IW: Years is a life story – I always felt the need to write something like it, but I never did because I was too shy… At some point you have to say, well here’s what I did in this world, how it came to be, how I turned out and how I experience life.

I’m lucky to have the support of my family – I was always a traveller, a loner and a dreamer. If you have a creative side, which I feel most people do, you have to just throw it out there, and let it out. I applaud anyone who can make something of their life – in book form, lyrics, words, or art, painting and fashion. It’s an expression of oneself.

You mentioned Nick Drake, and he is up there with the greatest – so sad, yet personal and soul-baring. One day someone will unearth an old Super 8 film of him playing live. Please let it be so!

You’ve played with bands including The Idyllists and rockabilly outfit The Hopelessly Devoted. Are they on hiatus?

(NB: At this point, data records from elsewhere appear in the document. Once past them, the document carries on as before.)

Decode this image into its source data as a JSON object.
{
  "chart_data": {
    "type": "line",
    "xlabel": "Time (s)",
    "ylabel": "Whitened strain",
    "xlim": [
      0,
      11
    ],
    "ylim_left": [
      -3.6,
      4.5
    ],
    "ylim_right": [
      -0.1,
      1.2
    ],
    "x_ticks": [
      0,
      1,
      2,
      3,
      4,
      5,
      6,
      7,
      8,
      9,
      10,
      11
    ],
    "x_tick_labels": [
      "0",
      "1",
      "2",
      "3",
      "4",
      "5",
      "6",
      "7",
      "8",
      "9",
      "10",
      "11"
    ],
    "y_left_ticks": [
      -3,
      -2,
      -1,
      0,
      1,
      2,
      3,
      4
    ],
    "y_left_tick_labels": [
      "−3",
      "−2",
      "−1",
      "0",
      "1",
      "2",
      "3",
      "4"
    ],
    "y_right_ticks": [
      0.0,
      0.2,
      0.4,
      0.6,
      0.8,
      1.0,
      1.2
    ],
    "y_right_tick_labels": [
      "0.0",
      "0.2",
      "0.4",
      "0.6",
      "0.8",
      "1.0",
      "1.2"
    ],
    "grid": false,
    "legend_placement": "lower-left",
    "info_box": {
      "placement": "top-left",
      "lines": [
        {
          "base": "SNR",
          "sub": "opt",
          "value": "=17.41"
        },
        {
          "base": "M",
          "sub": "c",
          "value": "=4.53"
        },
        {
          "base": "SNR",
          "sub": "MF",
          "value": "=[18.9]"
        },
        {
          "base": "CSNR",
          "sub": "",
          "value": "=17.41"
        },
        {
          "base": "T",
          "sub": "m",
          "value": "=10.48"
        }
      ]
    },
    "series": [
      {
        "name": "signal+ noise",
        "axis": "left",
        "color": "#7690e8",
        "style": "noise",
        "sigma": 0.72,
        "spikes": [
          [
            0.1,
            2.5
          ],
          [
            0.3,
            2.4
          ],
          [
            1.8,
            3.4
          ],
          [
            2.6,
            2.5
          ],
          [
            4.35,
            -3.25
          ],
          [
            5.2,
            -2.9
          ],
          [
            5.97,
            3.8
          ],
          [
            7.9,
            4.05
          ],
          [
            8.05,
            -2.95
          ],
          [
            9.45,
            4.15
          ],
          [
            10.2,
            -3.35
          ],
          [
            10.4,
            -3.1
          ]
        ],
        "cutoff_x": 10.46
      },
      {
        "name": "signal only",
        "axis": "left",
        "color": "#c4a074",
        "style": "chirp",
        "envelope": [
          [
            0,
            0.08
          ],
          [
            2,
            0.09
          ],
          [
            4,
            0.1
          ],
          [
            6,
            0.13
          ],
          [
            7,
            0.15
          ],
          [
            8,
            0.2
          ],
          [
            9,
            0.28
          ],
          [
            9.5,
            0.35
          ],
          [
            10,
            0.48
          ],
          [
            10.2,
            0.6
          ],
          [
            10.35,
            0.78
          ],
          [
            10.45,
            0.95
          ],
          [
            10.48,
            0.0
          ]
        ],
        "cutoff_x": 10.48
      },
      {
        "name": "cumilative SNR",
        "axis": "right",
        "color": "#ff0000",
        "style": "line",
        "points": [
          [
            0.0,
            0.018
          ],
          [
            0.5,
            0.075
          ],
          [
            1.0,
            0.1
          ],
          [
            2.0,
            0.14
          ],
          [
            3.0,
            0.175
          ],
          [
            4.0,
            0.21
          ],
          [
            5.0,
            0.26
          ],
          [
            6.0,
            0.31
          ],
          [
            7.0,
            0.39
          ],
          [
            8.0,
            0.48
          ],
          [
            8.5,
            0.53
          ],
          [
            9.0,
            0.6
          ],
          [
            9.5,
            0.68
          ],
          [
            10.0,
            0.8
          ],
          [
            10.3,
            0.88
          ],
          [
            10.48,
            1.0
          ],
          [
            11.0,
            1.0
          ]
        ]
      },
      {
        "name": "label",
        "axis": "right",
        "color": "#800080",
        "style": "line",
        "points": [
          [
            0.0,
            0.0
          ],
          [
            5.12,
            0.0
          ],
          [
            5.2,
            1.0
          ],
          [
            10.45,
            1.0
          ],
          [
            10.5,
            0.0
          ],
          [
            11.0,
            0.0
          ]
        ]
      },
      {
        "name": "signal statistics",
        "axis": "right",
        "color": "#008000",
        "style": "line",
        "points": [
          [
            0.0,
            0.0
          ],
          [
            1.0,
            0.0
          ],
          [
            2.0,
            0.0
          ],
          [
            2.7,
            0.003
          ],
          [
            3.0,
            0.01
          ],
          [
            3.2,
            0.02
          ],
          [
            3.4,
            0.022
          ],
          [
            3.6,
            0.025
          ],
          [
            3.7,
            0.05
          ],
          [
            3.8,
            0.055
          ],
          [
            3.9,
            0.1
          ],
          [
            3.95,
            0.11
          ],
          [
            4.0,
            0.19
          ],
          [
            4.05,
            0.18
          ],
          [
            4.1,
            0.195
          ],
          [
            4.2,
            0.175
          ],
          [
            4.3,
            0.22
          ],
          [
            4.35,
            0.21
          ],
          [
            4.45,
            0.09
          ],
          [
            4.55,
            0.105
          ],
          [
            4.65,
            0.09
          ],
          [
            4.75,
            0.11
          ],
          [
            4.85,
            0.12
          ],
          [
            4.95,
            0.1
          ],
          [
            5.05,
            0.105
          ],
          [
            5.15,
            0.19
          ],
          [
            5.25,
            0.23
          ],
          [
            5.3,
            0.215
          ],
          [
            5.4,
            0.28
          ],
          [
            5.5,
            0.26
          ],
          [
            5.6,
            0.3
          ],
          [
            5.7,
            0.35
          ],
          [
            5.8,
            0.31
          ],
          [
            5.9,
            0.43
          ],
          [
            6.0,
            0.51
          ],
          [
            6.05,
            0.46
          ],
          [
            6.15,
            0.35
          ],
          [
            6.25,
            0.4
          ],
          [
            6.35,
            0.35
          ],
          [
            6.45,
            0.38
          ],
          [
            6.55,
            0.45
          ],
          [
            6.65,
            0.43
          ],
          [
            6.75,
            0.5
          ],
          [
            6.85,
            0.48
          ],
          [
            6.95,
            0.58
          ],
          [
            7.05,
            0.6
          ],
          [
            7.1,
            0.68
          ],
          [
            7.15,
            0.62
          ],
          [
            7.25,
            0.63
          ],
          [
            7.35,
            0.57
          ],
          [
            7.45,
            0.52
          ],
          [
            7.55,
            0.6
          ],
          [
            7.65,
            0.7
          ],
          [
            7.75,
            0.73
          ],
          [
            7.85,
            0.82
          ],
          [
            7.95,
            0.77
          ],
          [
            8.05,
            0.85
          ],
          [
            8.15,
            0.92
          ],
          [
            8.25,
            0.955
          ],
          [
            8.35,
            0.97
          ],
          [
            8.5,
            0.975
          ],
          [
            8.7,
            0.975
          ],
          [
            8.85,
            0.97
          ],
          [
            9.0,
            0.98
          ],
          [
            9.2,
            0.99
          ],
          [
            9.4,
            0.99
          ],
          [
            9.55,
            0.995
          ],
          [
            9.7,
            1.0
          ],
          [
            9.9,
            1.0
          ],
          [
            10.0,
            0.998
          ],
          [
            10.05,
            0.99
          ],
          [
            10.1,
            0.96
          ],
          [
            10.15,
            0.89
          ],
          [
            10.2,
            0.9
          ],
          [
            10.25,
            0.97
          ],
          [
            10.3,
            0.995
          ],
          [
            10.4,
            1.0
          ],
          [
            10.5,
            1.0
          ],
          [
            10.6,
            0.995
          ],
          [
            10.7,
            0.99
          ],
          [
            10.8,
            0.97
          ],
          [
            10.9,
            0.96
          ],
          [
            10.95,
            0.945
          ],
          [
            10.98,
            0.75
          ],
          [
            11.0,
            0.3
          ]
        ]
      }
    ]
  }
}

IW: So here I sit, a songwriter alone. Sometimes I miss the gang-like mentality of The Idyllists and my ‘50s rockabilly guys in The Hopelessly Devoted. I never like breakups. We all still get along like twin sisters, so I’d like to say that we are together apart, until the next time…

year of the horse new

What are you plans for 2016? Can you play some gigs in the UK, please?

IW: Well, you know, come February, it’s the year of the monkey! To celebrate, in a mischievous way I’m getting ready to move once again.

I’m moving to Nashville – in February – in the heart of the winter. I’m going back to my southern American roots. I am from Devon in England, so that’s the south, right?

So, yes, I’m travelling again – trading Laurel Canyon for the land of Johnny Cash. I certainly would love to do a show in the UK – green card in hand, if you’ll let me back…

Finally, what music – new and old – are you currently listening to?

IW: I do have a few golden nuggets that I’m currently listening to. This goes out to Oscar Wilde who said: “Music makes one feel so romantic – at least it always gets on one’s nerves, which is the same thing nowadays.”

New:

Nils Frahm: re

Richard Hawley : Nothing Like A Friend

Ben Watt: Matthew Arnold’s Field

Old:

Sondre Lerche: Dead End Mystery

Kings of Convenience: Know How

Sean Lennon: On Again Off Again

Lovely

Robert Wyatt: Shipbuilding

Lou Reed: Berlin

Howling Wolf: My Troubles And Me

Billie Holiday : Willow Weep For Me

Year of the Horse – the second solo album by Ian Webber is out now.